The question many people may ask is, with this risk hanging over her, why on earth did she race. Well the answer is simple, another risk:

“If I do not race in the downhill, I will never again have the chance to win an Olympic medal and cement myself as the greatest skier of my generation. I will mitigate this by racing. If i do not race, the likelihood of this risk coming true is 100 per cent”.

So she had two risks to balance. One had a 40 per cent probability and the other a 100 per cent probability. She took a judgement and went with the lower probability and raced.

The three rules of risk

Digital initiatives have to do the same. There are risks to doing something and risks to not doing something. The key is to establish a powerful and independent risk management approach to inform decisions. These can then release you to make decisions that are brave and innovative, but in a way that if they go wrong, they are not catastrophic.

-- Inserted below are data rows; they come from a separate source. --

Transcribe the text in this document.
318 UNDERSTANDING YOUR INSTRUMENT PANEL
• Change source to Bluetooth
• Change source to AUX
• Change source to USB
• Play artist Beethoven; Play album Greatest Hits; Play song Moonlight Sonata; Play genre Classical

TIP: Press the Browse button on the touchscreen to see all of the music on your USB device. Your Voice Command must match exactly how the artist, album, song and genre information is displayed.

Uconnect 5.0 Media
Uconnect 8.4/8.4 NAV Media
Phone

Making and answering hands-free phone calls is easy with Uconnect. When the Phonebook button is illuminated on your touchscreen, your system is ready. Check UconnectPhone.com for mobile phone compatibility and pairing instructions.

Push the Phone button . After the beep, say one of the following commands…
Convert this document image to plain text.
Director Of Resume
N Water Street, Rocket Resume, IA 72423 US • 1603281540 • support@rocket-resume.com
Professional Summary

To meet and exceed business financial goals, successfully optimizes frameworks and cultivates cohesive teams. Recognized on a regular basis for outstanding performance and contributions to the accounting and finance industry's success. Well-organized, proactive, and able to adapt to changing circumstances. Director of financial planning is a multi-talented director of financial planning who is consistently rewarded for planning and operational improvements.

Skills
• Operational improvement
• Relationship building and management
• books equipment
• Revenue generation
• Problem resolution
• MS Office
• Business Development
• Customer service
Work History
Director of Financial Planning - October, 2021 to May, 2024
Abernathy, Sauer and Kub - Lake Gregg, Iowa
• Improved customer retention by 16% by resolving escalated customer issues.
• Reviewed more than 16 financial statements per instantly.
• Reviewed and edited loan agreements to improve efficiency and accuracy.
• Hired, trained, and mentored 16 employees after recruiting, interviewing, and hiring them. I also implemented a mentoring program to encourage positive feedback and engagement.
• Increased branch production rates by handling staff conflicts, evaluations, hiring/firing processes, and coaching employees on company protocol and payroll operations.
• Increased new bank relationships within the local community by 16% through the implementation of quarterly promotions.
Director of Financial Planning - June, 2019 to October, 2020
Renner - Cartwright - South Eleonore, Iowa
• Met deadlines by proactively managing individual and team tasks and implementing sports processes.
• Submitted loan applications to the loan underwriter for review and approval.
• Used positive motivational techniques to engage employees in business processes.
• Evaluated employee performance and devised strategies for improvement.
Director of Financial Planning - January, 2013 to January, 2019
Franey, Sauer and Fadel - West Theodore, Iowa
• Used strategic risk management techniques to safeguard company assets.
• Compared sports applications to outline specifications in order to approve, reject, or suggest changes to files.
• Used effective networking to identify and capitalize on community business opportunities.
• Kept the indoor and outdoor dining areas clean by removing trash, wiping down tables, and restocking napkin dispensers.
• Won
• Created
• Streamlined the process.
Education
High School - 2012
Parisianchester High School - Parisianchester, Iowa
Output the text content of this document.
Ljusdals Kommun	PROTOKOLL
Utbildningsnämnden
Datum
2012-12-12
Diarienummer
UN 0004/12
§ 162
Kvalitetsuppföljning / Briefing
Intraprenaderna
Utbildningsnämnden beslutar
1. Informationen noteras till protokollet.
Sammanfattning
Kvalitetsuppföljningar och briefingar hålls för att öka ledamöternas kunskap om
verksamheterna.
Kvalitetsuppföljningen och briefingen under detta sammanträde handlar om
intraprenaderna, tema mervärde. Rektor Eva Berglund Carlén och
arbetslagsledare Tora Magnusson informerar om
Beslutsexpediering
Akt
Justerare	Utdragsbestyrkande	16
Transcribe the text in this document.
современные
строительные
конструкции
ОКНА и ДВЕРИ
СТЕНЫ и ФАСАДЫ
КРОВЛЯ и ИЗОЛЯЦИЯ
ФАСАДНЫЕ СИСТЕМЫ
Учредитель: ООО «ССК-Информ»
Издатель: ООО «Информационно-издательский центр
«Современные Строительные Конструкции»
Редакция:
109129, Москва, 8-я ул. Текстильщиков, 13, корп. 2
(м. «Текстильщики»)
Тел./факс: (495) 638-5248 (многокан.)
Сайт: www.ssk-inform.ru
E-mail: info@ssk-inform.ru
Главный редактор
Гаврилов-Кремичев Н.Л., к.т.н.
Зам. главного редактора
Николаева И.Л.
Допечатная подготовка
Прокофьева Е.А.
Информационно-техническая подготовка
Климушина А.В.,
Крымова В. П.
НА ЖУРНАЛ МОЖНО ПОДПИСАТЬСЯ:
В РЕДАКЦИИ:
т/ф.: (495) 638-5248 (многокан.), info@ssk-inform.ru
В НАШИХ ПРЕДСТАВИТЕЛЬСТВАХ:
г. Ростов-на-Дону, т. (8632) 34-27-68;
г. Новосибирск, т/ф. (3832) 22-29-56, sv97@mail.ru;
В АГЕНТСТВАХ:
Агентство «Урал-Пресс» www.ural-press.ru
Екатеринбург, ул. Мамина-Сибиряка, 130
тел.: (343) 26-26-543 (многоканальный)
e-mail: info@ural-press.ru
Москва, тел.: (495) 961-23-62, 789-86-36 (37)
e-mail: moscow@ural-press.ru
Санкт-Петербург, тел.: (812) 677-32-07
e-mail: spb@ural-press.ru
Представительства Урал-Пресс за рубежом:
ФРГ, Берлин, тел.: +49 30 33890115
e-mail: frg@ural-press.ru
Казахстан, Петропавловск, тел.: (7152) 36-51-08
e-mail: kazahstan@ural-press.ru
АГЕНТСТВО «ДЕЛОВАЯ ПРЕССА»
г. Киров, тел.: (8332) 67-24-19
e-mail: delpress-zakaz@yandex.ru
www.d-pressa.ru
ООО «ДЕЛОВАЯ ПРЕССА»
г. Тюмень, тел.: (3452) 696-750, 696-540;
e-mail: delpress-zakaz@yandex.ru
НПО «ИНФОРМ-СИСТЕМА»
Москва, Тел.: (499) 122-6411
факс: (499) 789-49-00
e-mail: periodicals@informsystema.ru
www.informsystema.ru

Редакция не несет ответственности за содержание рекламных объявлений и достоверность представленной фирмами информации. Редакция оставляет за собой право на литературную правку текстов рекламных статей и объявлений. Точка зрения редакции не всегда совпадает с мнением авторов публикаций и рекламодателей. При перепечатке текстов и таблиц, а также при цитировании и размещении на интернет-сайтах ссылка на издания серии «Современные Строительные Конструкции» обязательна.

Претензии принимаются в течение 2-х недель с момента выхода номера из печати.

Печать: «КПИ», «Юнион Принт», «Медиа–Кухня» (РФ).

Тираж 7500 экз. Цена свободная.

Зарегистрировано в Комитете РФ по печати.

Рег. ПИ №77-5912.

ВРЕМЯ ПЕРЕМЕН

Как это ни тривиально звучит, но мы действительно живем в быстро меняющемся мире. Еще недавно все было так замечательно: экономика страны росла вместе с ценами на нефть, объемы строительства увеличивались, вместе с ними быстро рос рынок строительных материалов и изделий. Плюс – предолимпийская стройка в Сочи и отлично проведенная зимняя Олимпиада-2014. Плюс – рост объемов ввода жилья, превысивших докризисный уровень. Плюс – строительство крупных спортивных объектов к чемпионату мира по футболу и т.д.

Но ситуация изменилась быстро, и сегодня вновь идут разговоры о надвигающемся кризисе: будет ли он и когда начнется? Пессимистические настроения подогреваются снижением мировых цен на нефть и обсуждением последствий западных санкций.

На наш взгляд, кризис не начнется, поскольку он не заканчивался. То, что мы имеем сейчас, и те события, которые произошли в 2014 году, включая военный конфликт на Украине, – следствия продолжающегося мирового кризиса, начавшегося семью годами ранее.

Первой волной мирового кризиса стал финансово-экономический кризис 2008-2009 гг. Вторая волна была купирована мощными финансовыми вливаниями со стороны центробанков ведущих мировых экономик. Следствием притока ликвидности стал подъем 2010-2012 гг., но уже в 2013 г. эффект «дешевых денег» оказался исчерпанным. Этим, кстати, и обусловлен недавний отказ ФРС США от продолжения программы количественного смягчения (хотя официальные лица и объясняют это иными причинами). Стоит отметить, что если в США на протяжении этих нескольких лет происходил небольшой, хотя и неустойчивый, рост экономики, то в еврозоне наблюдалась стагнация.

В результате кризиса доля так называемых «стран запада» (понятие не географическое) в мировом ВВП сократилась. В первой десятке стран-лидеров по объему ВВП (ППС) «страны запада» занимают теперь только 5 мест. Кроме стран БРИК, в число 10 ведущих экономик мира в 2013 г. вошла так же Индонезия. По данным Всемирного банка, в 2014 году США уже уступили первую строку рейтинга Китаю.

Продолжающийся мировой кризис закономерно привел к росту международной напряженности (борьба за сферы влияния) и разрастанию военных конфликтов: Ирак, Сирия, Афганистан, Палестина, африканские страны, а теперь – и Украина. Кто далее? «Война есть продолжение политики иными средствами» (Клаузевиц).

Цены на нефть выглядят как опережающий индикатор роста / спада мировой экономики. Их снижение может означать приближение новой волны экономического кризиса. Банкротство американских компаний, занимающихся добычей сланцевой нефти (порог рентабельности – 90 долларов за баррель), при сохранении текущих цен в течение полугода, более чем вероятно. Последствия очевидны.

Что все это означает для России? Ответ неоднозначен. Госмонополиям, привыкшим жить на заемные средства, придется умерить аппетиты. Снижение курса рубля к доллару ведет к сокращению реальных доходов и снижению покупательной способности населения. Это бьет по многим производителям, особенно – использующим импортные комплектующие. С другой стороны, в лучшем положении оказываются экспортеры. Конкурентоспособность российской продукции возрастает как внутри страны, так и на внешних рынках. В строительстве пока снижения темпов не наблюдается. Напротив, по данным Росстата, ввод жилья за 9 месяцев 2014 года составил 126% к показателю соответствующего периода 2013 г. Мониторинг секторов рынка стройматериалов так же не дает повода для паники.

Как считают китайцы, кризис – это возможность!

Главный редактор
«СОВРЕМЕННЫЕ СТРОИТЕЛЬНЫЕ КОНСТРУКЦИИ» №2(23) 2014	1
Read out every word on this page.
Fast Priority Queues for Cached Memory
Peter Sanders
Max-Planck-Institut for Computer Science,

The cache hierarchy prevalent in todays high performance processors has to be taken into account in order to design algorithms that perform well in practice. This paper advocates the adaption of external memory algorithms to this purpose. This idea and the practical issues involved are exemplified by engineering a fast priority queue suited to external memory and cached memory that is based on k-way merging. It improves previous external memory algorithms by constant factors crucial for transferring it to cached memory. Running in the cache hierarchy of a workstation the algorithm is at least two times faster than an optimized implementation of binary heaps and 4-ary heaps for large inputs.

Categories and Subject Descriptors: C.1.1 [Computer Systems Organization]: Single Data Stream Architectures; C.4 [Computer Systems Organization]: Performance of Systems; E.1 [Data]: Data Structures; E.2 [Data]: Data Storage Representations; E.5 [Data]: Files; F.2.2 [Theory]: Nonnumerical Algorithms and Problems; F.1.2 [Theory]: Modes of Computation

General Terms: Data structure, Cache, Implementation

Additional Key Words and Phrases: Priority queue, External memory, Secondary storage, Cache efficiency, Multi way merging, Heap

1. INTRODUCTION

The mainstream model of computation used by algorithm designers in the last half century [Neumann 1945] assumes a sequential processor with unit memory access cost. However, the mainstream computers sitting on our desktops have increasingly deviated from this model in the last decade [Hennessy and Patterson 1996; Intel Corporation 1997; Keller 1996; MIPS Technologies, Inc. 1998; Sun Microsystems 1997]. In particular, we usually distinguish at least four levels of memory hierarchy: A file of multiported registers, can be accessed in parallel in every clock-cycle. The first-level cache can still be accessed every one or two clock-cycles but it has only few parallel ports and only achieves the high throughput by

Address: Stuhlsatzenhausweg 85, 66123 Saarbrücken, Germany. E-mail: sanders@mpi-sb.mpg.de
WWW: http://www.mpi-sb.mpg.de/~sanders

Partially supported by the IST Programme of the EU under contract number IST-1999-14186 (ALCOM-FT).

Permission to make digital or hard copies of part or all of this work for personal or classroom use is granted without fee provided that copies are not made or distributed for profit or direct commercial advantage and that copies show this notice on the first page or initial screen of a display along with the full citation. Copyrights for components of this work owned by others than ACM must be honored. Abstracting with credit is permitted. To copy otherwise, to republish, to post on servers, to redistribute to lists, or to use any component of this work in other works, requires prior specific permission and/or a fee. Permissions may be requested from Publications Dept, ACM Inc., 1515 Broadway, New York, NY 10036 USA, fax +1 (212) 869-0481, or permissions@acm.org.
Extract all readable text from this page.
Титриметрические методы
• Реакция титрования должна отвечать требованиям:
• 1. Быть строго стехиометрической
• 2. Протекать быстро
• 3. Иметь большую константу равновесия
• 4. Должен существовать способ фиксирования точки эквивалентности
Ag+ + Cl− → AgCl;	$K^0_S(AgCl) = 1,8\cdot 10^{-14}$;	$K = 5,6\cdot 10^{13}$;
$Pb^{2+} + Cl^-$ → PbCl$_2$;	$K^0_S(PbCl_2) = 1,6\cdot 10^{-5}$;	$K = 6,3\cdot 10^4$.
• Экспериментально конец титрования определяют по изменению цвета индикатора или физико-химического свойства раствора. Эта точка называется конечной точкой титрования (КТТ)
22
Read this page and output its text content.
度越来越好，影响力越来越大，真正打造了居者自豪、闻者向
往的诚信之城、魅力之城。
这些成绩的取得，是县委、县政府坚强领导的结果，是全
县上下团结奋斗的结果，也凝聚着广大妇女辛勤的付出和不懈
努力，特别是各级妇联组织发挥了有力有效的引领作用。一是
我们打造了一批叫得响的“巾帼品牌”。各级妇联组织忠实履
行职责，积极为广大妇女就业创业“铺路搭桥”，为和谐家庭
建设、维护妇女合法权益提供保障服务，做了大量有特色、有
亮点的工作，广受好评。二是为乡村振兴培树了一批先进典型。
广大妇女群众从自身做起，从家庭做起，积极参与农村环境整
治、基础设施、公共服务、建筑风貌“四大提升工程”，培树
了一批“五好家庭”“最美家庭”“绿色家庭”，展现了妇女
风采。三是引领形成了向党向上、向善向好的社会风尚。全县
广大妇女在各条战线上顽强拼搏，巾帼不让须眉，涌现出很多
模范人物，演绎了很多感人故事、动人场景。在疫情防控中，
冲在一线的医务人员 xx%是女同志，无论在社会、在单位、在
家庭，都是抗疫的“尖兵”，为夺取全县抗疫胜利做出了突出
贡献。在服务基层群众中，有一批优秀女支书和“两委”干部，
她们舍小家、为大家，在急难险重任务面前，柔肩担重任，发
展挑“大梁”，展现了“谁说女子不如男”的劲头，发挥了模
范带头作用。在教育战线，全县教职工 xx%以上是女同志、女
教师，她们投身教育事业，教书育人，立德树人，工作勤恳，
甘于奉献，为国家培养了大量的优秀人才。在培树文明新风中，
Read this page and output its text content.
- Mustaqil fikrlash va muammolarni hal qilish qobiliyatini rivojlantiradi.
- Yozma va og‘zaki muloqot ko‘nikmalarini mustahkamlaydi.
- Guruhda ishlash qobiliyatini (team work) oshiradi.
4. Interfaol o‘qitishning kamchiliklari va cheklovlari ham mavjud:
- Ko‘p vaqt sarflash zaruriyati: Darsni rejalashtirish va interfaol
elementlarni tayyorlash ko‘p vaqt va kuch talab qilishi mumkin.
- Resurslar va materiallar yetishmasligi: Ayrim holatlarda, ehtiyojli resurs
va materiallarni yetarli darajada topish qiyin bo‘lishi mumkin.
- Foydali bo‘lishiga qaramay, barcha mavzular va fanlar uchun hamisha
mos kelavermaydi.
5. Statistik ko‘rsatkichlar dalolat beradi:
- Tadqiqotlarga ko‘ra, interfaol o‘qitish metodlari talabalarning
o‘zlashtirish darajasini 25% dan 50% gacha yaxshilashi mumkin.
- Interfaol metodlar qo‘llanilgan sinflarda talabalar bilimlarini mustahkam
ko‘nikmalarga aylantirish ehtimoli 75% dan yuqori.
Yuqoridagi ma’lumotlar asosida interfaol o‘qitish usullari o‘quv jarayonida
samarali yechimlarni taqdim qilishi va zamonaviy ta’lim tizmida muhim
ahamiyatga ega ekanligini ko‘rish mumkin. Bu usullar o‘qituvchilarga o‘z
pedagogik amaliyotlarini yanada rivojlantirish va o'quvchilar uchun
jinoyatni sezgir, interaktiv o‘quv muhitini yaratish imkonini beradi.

Progress, on snow or in software, belongs to those who are:

  • brave enough to push
  • disciplined enough to prepare; and
  • wise enough to respect the consequences of going all in

Lindsey’s accident is terrible. In the unlikely event she is a keen reader of blogs from British digital companies, then we would like to say how sorry we are for her pain and loss, but also to thank her for what an inspiration she is. Not just for her role as an ambassador for women and sport, but for being the living embodiment of the bravery to take measured but incredibly bold risks.